There has been a bit of a change in the treatment plan. There isn’t any more lukovorin(?!). It’s a vitamin that they drip you with to potentiate the i.v. 5FU. So they’ve switched me to oral 5FU. The upside to this is that i don’t have to wear a pump around. The downside is that I have to take the stuff twice a day for two weeks straight out of every three.. “for 8 months instead of 6.” “8 months instead of 6!? what happened to 4?” “I’m sorry if I ever said 4.”
Yesterday, they also started me on Avastin. Avastin is a drug that turns off your body’s ability to grow new capillaries. The idea is to isolate and starve tumors, or in this case, potential future tumors. Naturally, though, it makes healing from minor cuts and bruises pretty hard. That added to the wildly diminished white cell counts from the chemotherapy makes it absolutely necessary that I get NO cuts or scrapes or anything else. They have all but forbidden me from working in the shop. As it is, I don’t even weld with gloves on. They’re telling me now, that I shouldn’t so much as get out of bed without them.
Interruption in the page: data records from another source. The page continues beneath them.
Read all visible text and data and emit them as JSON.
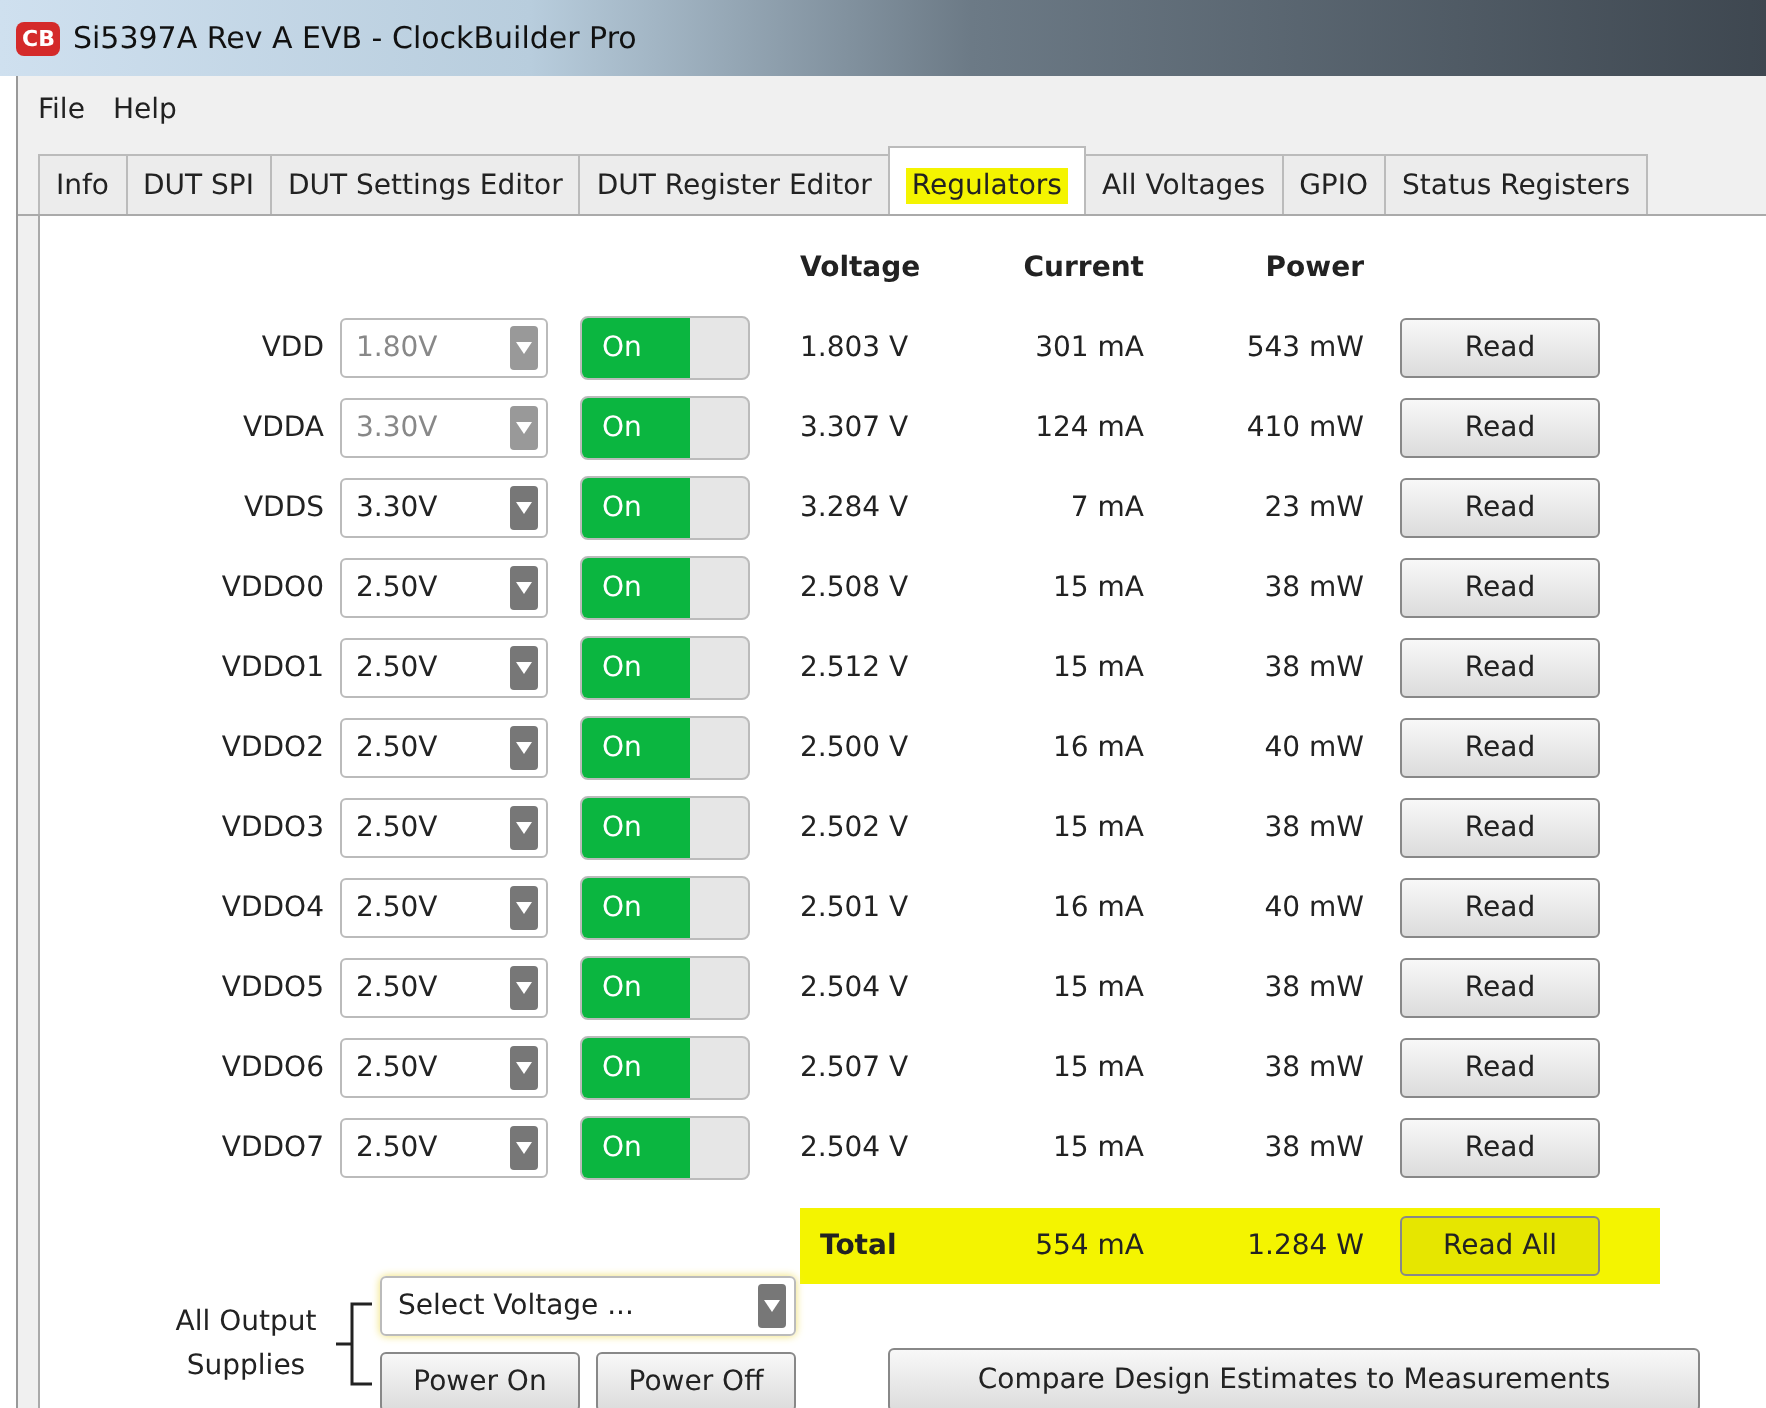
{
  "window": {
    "title": "Si5397A Rev A EVB - ClockBuilder Pro",
    "logo": "CB"
  },
  "menu": [
    "File",
    "Help"
  ],
  "tabs": [
    {
      "label": "Info",
      "selected": false,
      "highlighted": false
    },
    {
      "label": "DUT SPI",
      "selected": false,
      "highlighted": false
    },
    {
      "label": "DUT Settings Editor",
      "selected": false,
      "highlighted": false
    },
    {
      "label": "DUT Register Editor",
      "selected": false,
      "highlighted": false
    },
    {
      "label": "Regulators",
      "selected": true,
      "highlighted": true
    },
    {
      "label": "All Voltages",
      "selected": false,
      "highlighted": false
    },
    {
      "label": "GPIO",
      "selected": false,
      "highlighted": false
    },
    {
      "label": "Status Registers",
      "selected": false,
      "highlighted": false
    }
  ],
  "columns": [
    "Voltage",
    "Current",
    "Power"
  ],
  "regulators": [
    {
      "name": "VDD",
      "setting": "1.80V",
      "disabled": true,
      "switch": "On",
      "on": true,
      "voltage": "1.803 V",
      "current": "301 mA",
      "power": "543 mW",
      "button": "Read"
    },
    {
      "name": "VDDA",
      "setting": "3.30V",
      "disabled": true,
      "switch": "On",
      "on": true,
      "voltage": "3.307 V",
      "current": "124 mA",
      "power": "410 mW",
      "button": "Read"
    },
    {
      "name": "VDDS",
      "setting": "3.30V",
      "disabled": false,
      "switch": "On",
      "on": true,
      "voltage": "3.284 V",
      "current": "7 mA",
      "power": "23 mW",
      "button": "Read"
    },
    {
      "name": "VDDO0",
      "setting": "2.50V",
      "disabled": false,
      "switch": "On",
      "on": true,
      "voltage": "2.508 V",
      "current": "15 mA",
      "power": "38 mW",
      "button": "Read"
    },
    {
      "name": "VDDO1",
      "setting": "2.50V",
      "disabled": false,
      "switch": "On",
      "on": true,
      "voltage": "2.512 V",
      "current": "15 mA",
      "power": "38 mW",
      "button": "Read"
    },
    {
      "name": "VDDO2",
      "setting": "2.50V",
      "disabled": false,
      "switch": "On",
      "on": true,
      "voltage": "2.500 V",
      "current": "16 mA",
      "power": "40 mW",
      "button": "Read"
    },
    {
      "name": "VDDO3",
      "setting": "2.50V",
      "disabled": false,
      "switch": "On",
      "on": true,
      "voltage": "2.502 V",
      "current": "15 mA",
      "power": "38 mW",
      "button": "Read"
    },
    {
      "name": "VDDO4",
      "setting": "2.50V",
      "disabled": false,
      "switch": "On",
      "on": true,
      "voltage": "2.501 V",
      "current": "16 mA",
      "power": "40 mW",
      "button": "Read"
    },
    {
      "name": "VDDO5",
      "setting": "2.50V",
      "disabled": false,
      "switch": "On",
      "on": true,
      "voltage": "2.504 V",
      "current": "15 mA",
      "power": "38 mW",
      "button": "Read"
    },
    {
      "name": "VDDO6",
      "setting": "2.50V",
      "disabled": false,
      "switch": "On",
      "on": true,
      "voltage": "2.507 V",
      "current": "15 mA",
      "power": "38 mW",
      "button": "Read"
    },
    {
      "name": "VDDO7",
      "setting": "2.50V",
      "disabled": false,
      "switch": "On",
      "on": true,
      "voltage": "2.504 V",
      "current": "15 mA",
      "power": "38 mW",
      "button": "Read"
    }
  ],
  "total": {
    "label": "Total",
    "current": "554 mA",
    "power": "1.284 W",
    "button": "Read All",
    "highlighted": true
  },
  "all_outputs": {
    "label": "All Output Supplies",
    "select": {
      "placeholder": "Select Voltage ..."
    },
    "buttons": [
      "Power On",
      "Power Off"
    ]
  },
  "compare_button": "Compare Design Estimates to Measurements"
}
I walked out the door of Alberto’s office yesterday, and immediately my hands went pins and needles numb. I was talking with Hill on the phone, and had to cut it short for fear of dropping the thing. It was nearly impossible to get change out of my pocket to get on the bus. It was a cold day in NYC yesterday and once my hands warmed up a little, they went back to normal. I got off the bus up in my neighborhood, and they went instantly tingly again. My hands have become (very suddenly) SO cold sensitive, that last night pouring Billy a cold beer from the fridge got my finger tips numb… rinsed my hands off with cold tap water after feeding the beasts, same thing. I did a little google search this morning, and it turns out to be a pretty common side effect of the oxaliplatin. Strange nueropathy.
Emotionally, I’m pretty beat up. Enough. I’m ready to be better. I have a lot to do. I know in my heart that I have this thing by the tail, but the marathon quality of the fight is pretty daunting. I’m just exhausted. Hillary continues to be a hero. She pulls her weight and about two thirds of mine around the house, and works, AND is applying to grad school. I can’t possibly be much fun to be around these days, but she continues un-phased.
I will try to get back into a bit more of a rhythm with this blog. It’s been hard lately to do it, somehow. Thank you all for soldiering on with me.